If you are a longer-term trader, then you can buy little bits and pieces, but a short-term trader has to be looking to the downside, and the downside only.
The Bitcoin market has fallen during the trading session on Thursday as it looks like we are ready to test the $20,000 level again. This is an area that is a large, round, psychologically significant figure, and therefore if we were to break down below the $20,000 level, I think it opens up a rush of new selling. The previous session formed a hammer, so if we were to break down below it, that would also signify rather negative pressure.
On the other hand, if we were to rally from here it’s likely that we will see significant selling pressure above. The market breaking above the $24,000 level might kick off a bit of a relief rally, but that is all that it will end up being. Ultimately, this is a market that I think will have plenty of sellers above as the people that jumped in during the previous consolidation area will be willing to get out as close to “break-even” as they possibly can. Crypto is almost dead at this point. Don’t get me wrong, there is a significant amount of interest in the crypto markets going forward, but there are a lot of them that are going to zero.

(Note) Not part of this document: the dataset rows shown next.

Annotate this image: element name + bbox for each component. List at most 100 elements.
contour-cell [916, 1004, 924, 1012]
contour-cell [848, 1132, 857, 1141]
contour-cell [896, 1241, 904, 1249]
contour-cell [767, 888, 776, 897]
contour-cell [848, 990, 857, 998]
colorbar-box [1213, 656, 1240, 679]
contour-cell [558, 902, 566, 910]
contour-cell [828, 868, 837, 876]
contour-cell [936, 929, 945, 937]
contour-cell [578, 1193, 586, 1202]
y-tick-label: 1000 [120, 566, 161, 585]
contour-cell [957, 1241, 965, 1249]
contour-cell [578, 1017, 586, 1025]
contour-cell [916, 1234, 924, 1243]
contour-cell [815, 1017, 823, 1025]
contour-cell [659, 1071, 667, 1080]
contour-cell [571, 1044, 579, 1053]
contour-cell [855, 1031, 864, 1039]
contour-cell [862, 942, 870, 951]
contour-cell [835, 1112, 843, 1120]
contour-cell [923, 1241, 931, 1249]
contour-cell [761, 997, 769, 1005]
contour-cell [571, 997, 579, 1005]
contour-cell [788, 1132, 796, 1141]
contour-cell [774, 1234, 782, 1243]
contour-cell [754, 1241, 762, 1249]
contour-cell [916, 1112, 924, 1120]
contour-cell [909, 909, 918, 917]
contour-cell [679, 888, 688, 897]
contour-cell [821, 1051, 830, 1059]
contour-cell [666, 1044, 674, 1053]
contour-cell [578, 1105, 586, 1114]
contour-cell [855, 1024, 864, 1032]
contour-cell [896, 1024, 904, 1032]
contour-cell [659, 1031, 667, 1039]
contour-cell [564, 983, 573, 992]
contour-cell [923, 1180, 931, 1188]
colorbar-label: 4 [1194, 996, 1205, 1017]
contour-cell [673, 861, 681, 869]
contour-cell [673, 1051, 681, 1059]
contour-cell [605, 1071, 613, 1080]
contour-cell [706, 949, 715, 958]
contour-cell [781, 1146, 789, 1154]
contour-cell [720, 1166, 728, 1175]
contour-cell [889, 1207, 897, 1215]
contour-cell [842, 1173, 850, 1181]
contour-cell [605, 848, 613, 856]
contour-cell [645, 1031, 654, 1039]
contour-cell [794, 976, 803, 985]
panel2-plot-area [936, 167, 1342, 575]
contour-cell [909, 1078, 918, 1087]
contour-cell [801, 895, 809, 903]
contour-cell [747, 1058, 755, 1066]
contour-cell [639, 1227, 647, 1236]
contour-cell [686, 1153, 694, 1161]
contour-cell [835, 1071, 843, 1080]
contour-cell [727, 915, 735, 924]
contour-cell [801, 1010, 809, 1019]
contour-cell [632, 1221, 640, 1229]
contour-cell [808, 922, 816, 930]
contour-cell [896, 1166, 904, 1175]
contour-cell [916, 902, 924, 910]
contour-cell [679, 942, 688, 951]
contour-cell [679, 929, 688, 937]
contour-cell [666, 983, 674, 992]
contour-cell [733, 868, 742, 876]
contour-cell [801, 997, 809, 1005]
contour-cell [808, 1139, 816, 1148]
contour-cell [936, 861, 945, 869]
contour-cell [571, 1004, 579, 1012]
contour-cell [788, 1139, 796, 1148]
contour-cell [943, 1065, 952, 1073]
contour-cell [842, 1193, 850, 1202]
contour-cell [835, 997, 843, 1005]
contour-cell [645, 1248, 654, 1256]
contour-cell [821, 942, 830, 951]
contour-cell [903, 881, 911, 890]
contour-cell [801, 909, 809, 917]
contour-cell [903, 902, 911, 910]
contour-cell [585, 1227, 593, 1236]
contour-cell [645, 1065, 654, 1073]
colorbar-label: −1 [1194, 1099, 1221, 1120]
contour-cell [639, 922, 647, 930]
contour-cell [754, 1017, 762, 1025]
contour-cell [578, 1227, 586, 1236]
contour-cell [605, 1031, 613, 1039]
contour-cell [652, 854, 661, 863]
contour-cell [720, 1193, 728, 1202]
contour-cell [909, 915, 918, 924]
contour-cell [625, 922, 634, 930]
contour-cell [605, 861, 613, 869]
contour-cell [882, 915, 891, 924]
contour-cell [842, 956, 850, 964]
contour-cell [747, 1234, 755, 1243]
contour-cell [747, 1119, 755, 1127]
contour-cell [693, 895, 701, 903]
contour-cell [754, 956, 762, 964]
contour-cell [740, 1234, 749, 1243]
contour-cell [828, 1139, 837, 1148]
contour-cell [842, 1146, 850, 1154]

Over the next several months, if not several years, I anticipate the crypto is going to underperform. This makes sense as we have seen so many ridiculous “meme coins” attract a lot of attention over the last two years. We’ve also seen a lot of fraud, and therefore the entire industry is looking suspicious to most traders at this point. However, this is a lot like the technology selloff in 1999, there will be a handful of winners that go on for decades. After all, there was a point where Google and Amazon both got absolutely crushed along with the rest of the .com stocks. This is essentially where we are at right now, so you need to pay attention to the big coins. At this point, the only thing that is likely is that Bitcoin and Ethereum should continue to have a use case scenario, so starting with these two markets would be the first way to recover. If you are a longer-term trader, then you can buy little bits and pieces, but a short-term trader has to be looking to the downside, and the downside only.